Atau kita beralih ke cerita lainnya lagi, “Negro Pelayan Pribadi Jenderal Washington”. Di dalam cerita ini ada daya humor yang aneh, yang membuat kita ingin tertawa sekaligus berpikir filosofis. Kisahnya tentang seorang negro pelayan pribadi Jenderal Washington. Selama hidupnya pelayan pribadi bernama George ini nyaris tak pernah dibicarakan, meskipun jasa-jasanya pada tuannya sangatlah besar.
Namun tiba-tiba dia menjadi berita penting seantero negeri selepas kematiannya. Koran-koran memberitakan kematiannya. Nah, selepas itu, bertahun-tahun kemudian, kematiannya dilupakan. Namun, kembali dibicarakan dan diberitakan kematiannya pada tahun-tahun tertentu. Anehnya, redaksi atau kalimat yang diproduksi koran-koran nyaris sama. Dia ditulis seolah-olah dia meninggal berkali-kali, dan angka kematiannya selalu sama: 95 tahun. Kutipan-kutipan dari paragraf berita di dalam cerita ini membawa kita pada nuansa humor yang aneh.
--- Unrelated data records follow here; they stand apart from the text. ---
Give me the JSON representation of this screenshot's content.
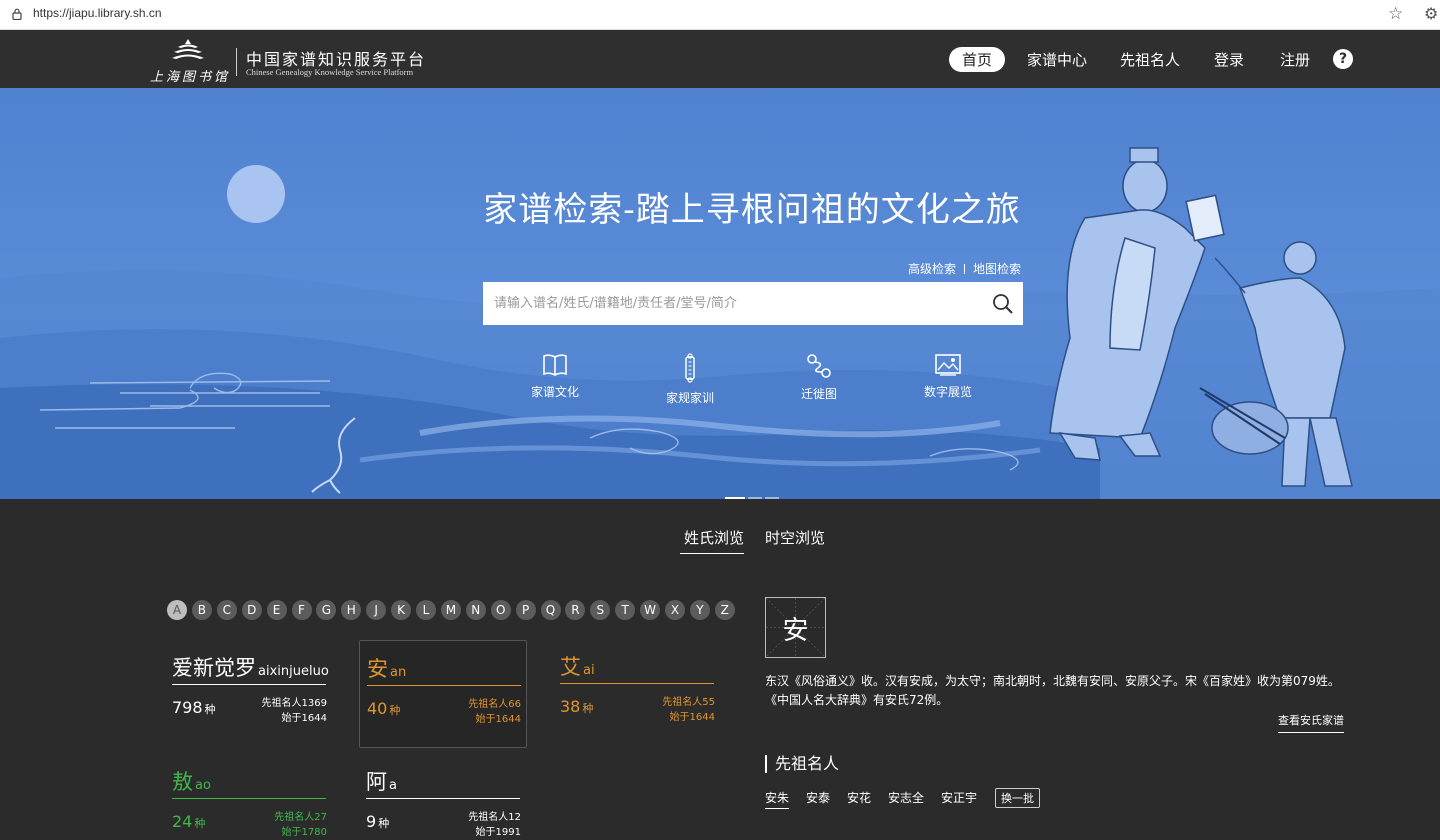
{
  "browser": {
    "url": "https://jiapu.library.sh.cn"
  },
  "header": {
    "library_name": "上海图书馆",
    "title_cn": "中国家谱知识服务平台",
    "title_en": "Chinese Genealogy Knowledge Service Platform",
    "nav": [
      "首页",
      "家谱中心",
      "先祖名人",
      "登录",
      "注册"
    ],
    "help": "?"
  },
  "hero": {
    "slogan": "家谱检索-踏上寻根问祖的文化之旅",
    "advanced_search": "高级检索",
    "map_search": "地图检索",
    "search_placeholder": "请输入谱名/姓氏/谱籍地/责任者/堂号/简介",
    "quick_links": [
      "家谱文化",
      "家规家训",
      "迁徙图",
      "数字展览"
    ]
  },
  "browse": {
    "tabs": [
      "姓氏浏览",
      "时空浏览"
    ],
    "letters": [
      "A",
      "B",
      "C",
      "D",
      "E",
      "F",
      "G",
      "H",
      "J",
      "K",
      "L",
      "M",
      "N",
      "O",
      "P",
      "Q",
      "R",
      "S",
      "T",
      "W",
      "X",
      "Y",
      "Z"
    ],
    "selected_letter": "A",
    "surnames": [
      {
        "name": "爱新觉罗",
        "pinyin": "aixinjueluo",
        "count": "798",
        "unit": "种",
        "famous": "先祖名人1369",
        "since": "始于1644"
      },
      {
        "name": "安",
        "pinyin": "an",
        "count": "40",
        "unit": "种",
        "famous": "先祖名人66",
        "since": "始于1644"
      },
      {
        "name": "艾",
        "pinyin": "ai",
        "count": "38",
        "unit": "种",
        "famous": "先祖名人55",
        "since": "始于1644"
      },
      {
        "name": "敖",
        "pinyin": "ao",
        "count": "24",
        "unit": "种",
        "famous": "先祖名人27",
        "since": "始于1780"
      },
      {
        "name": "阿",
        "pinyin": "a",
        "count": "9",
        "unit": "种",
        "famous": "先祖名人12",
        "since": "始于1991"
      }
    ]
  },
  "detail": {
    "character": "安",
    "description": "东汉《风俗通义》收。汉有安成，为太守；南北朝时，北魏有安同、安原父子。宋《百家姓》收为第079姓。《中国人名大辞典》有安氏72例。",
    "view_more": "查看安氏家谱",
    "ancestors_title": "先祖名人",
    "ancestors": [
      "安朱",
      "安泰",
      "安花",
      "安志全",
      "安正宇"
    ],
    "refresh": "换一批"
  },
  "colors": {
    "nav_bg": "#2f2f2f",
    "page_bg": "#2b2b2b",
    "hero_blue": "#5b8cd8",
    "surname_white": "#ffffff",
    "surname_orange": "#e0962e",
    "surname_green": "#3fb84a"
  }
}
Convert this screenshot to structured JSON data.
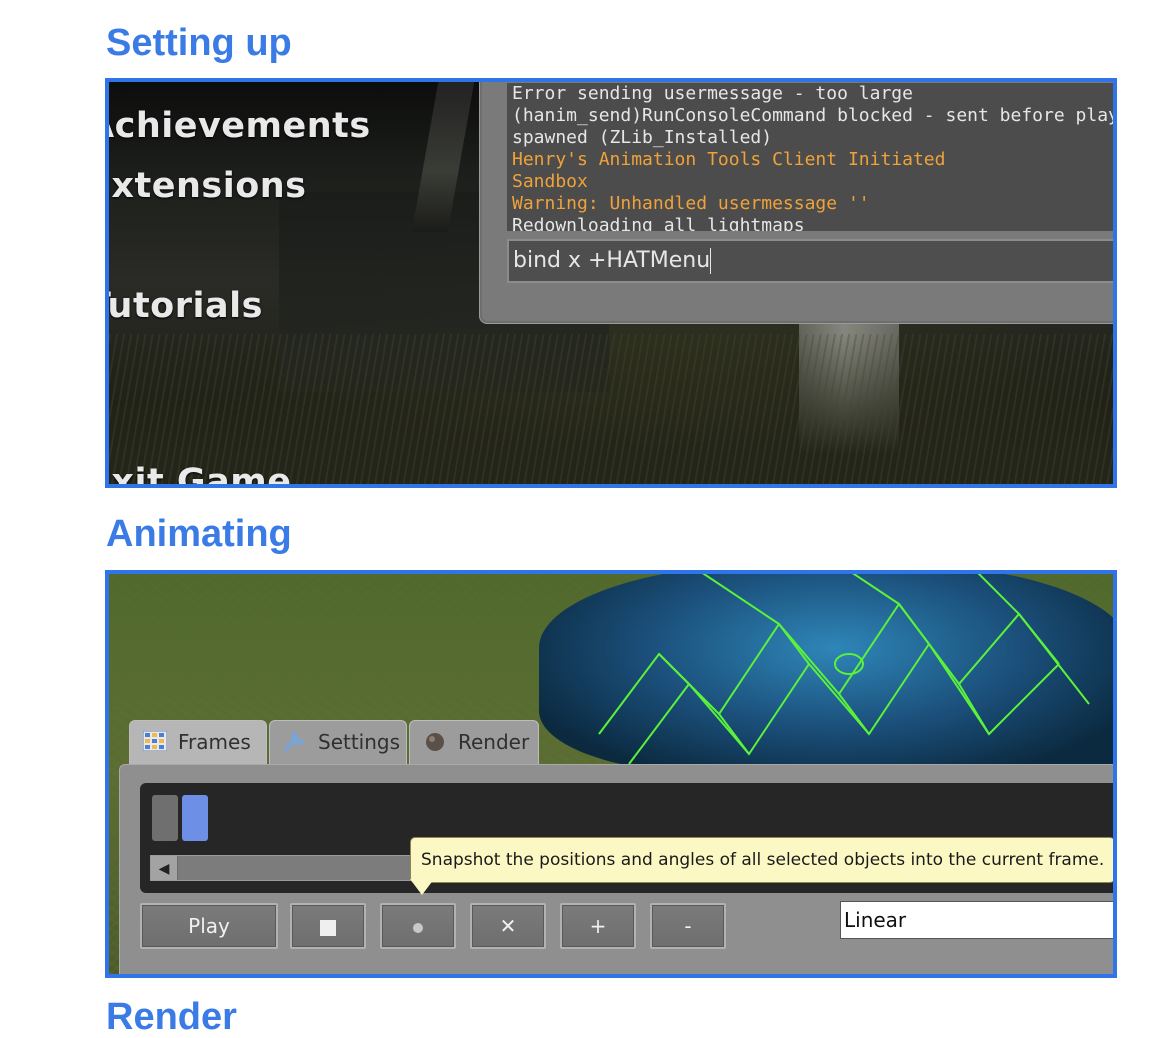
{
  "sections": {
    "setup_title": "Setting up",
    "animating_title": "Animating",
    "next_title_partial": "Render"
  },
  "game_menu": {
    "items": [
      "Achievements",
      "Extensions",
      "Tutorials",
      "Exit Game"
    ]
  },
  "console": {
    "lines": [
      {
        "text": "Error sending usermessage - too large",
        "color": "#e6e6e6"
      },
      {
        "text": "(hanim_send)RunConsoleCommand blocked - sent before player spawned (ZLib_Installed)",
        "color": "#e6e6e6"
      },
      {
        "text": "spawned (ZLib_Installed)",
        "color": "#e6e6e6"
      },
      {
        "text": "Henry's Animation Tools Client Initiated",
        "color": "#f0a23a"
      },
      {
        "text": "Sandbox",
        "color": "#f0a23a"
      },
      {
        "text": "Warning: Unhandled usermessage ''",
        "color": "#f0a23a"
      },
      {
        "text": "Redownloading all lightmaps",
        "color": "#e6e6e6"
      }
    ],
    "input_value": "bind x +HATMenu"
  },
  "hat_panel": {
    "tabs": [
      {
        "label": "Frames",
        "icon": "grid-icon",
        "active": true
      },
      {
        "label": "Settings",
        "icon": "wrench-icon",
        "active": false
      },
      {
        "label": "Render",
        "icon": "camera-icon",
        "active": false
      }
    ],
    "tooltip": "Snapshot the positions and angles of all selected objects into the current frame.",
    "buttons": {
      "play": "Play",
      "stop_icon": "stop-icon",
      "record_icon": "record-icon",
      "delete": "✕",
      "add": "+",
      "remove": "-"
    },
    "interpolation": "Linear",
    "frames": [
      {
        "color": "#6f6f6f",
        "selected": false
      },
      {
        "color": "#6d8fe6",
        "selected": true
      }
    ]
  },
  "colors": {
    "heading": "#3a7be6",
    "frame_border": "#2f74e8",
    "console_highlight": "#f0a23a"
  }
}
Kita bisa menafsirkan macam-macam cerita “Negro Pelayan Pribadi Jenderal Washington” ini. Barangkali ia hendak mengajak kita mempertanyakan apa sebetulnya pahlawan itu, dan bagaimana sikap kita dalam mengenang pahlawan.
Humor yang sinis dan penuh kritik akan kita dapatkan pada cerita terakhir pada buku ini, “Doa Perang”. Ia berkisah tentang seorang laki-laki yang menyela sebuah khotbah di gereja yang berisi orang-orang yang sedang berdoa bersama untuk keselamatan keluarganya yang akan berangkat ke medan perang. Pendeta yang menuntun doa nampak mengucapkan doa-doa yang lembut, memohon kemenangan dan keselamatan orang-orang sebangsanya yang akan pergi berperang.
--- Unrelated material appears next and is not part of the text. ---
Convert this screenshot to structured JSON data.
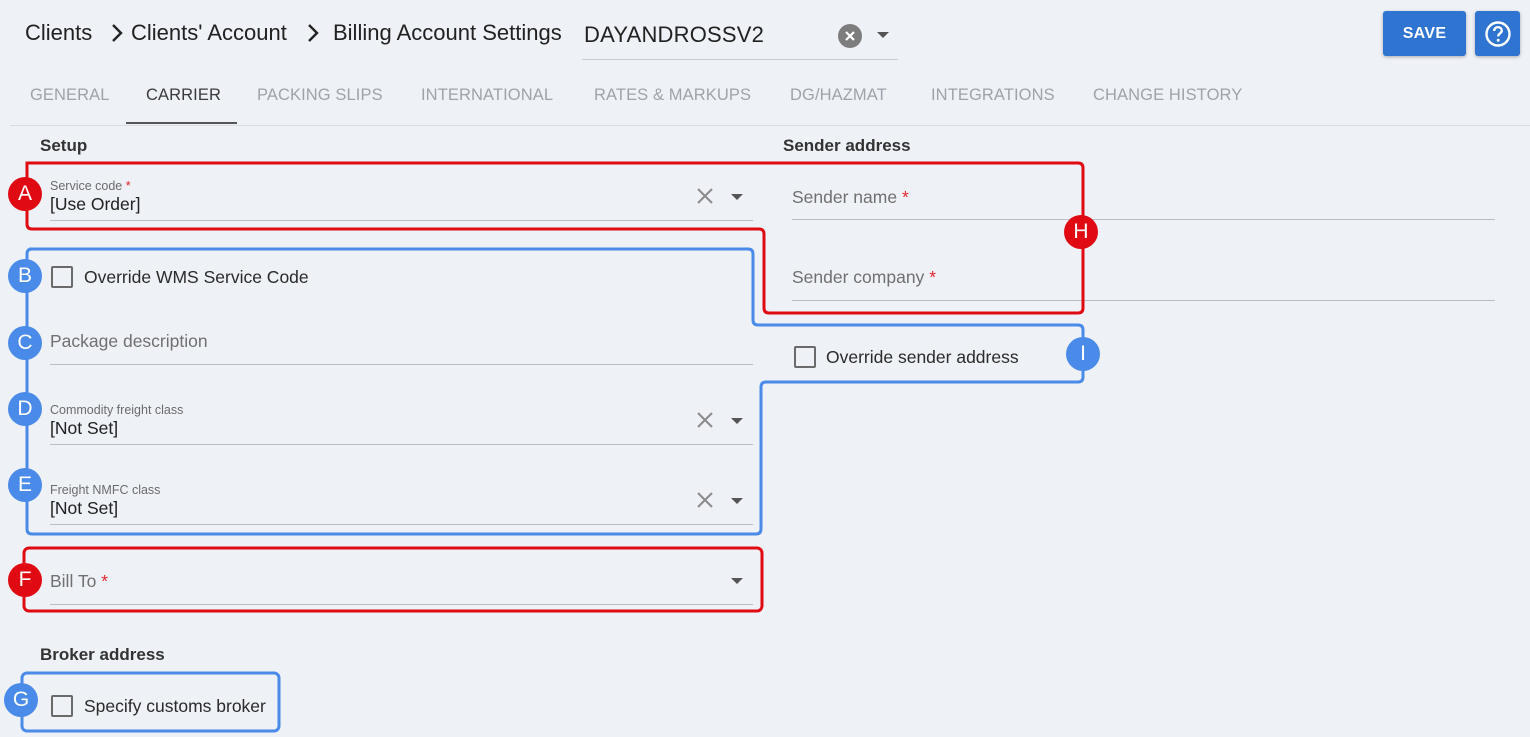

Nah, si laki-laki ini tiba-tiba mengambil alih wilayah si pendeta dan mengucapkan doa yang setelahnya dia disebut laki-laki gila oleh semua orang di dalam gereja. Coba kita kutip sedikit bunyi doa si laki-laki yang disebut gila tersebut:
“Ya Tuhan junjungan kami, bantu kami mencabik tentara musuh sampai hancur berantakan dengan peluru kami; bantu kami menutupi ladang-ladang mereka yang ceria dengan sosok-sosok pucat tentara mereka yang mati; bantu kami menenggelamkan gelegar senapan mereka dengan jeritan prajurit mereka yang terluka, meninggal kesakitan; bantu kami memporak-porandakan rumah-rumah sederhana mereka dengan badai api; bantu kami menyayat hati para janda tak berdosa dengan duka sia-sia…”
Mengerikan, bukan? Kisah ini nampak seolah-olah menyindir mereka yang sok tahu tentang perang, perang yang jauh dari jangkauan mereka, dan mereka tak memahami apa yang mereka ucapkan dalam doa. Si laki-laki yang dianggap gila itu justru menyadarkan mereka bahwa perang itu menyeramkan. Kemanusiaan nyaris tak ada. Yang ada hanya orang saling bunuh-membunuh.
Dan barangkali laki-laki itu adalah Mark Twain sendiri, mengingat dia sendiri ikut berperang dalam perang saudara pada 1861. Yah, begitulah, Mark Twain memang jagonya menyindir sambil melucu.